Mannheim. Hinter Regina Jutz liegt, wie hinter allen Mitgliedern des Gemeinderats, eine arbeitsintensive Zeit. „Irgendwann sollte man nicht mehr auf die Stunden schauen, sonst flippt man aus“, sagt die Grüne über die Haushaltsberatungen. Dass die Kommunalpolitik zum Ende des Jahres noch zehrender ist als zu Beginn, das dürfte bekannt sein. Auch Jutz hat das natürlich gewusst, schließlich hat sie bereits ihre zweiten Verhandlungen geführt.
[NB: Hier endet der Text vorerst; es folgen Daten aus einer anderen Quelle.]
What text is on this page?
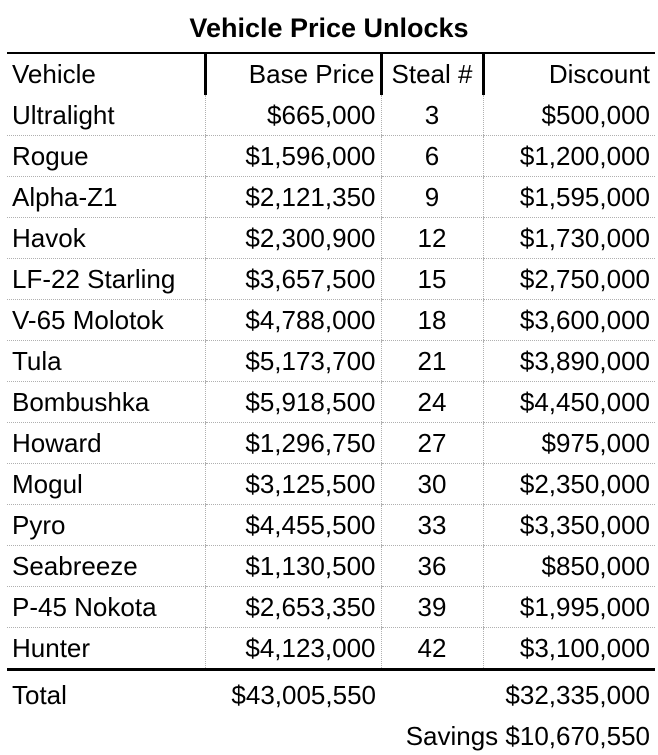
Vehicle Price Unlocks
Vehicle	Base Price	Steal #	Discount
Ultralight	$665,000	3	$500,000
Rogue	$1,596,000	6	$1,200,000
Alpha-Z1	$2,121,350	9	$1,595,000
Havok	$2,300,900	12	$1,730,000
LF-22 Starling	$3,657,500	15	$2,750,000
V-65 Molotok	$4,788,000	18	$3,600,000
Tula	$5,173,700	21	$3,890,000
Bombushka	$5,918,500	24	$4,450,000
Howard	$1,296,750	27	$975,000
Mogul	$3,125,500	30	$2,350,000
Pyro	$4,455,500	33	$3,350,000
Seabreeze	$1,130,500	36	$850,000
P-45 Nokota	$2,653,350	39	$1,995,000
Hunter	$4,123,000	42	$3,100,000
Total	$43,005,550		$32,335,000
Savings $10,670,550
Dennoch hat sich die Aufstellung des neuen Haushalts besonders angefühlt. War Jutz vor den Beratungen 2022 noch recht neu im Gemeinderat, hat sie in diesem Herbst gemerkt, dass sie von handelnden Akteuren und in Gesprächen anders wahrgenommen werde, sagt sie - als etablierte Kommunalpolitikerin. „Ich habe das Gefühl, jetzt richtig im Gemeinderat angekommen zu sein.“
Einzug in Gemeinderat war zunächst nicht geplant
Dass die Mutter zweier Kinder überhaupt einmal Haushaltsberatungen führt, war zunächst eigentlich nicht unbedingt geplant. In den Monaten vor der Kommunalwahl 2019 wollte sie die politische Idee der Grünen auf der Liste mit aktivem Wahlkampf unterstützen - ohne dabei aber wirklich aussichtsreich platziert zu sein, erzählt sie. Die Sozialwissenschaftlerin schreibt in dieser Zeit noch an ihrer Dissertation über Gesundheitsungleichheiten in Europa. „Der Gedanke, dass ich nachrücken könnte, war noch vage.“
Der Mannheimer Morgen auf WhatsApp
Auf unserem WhatsApp-Kanal informieren wir über die wichtigsten Nachrichten des Tages, empfehlen besonders bemerkenswerte Artikel aus Mannheim und der Region und geben coole Tipps rund um die Quadratestadt!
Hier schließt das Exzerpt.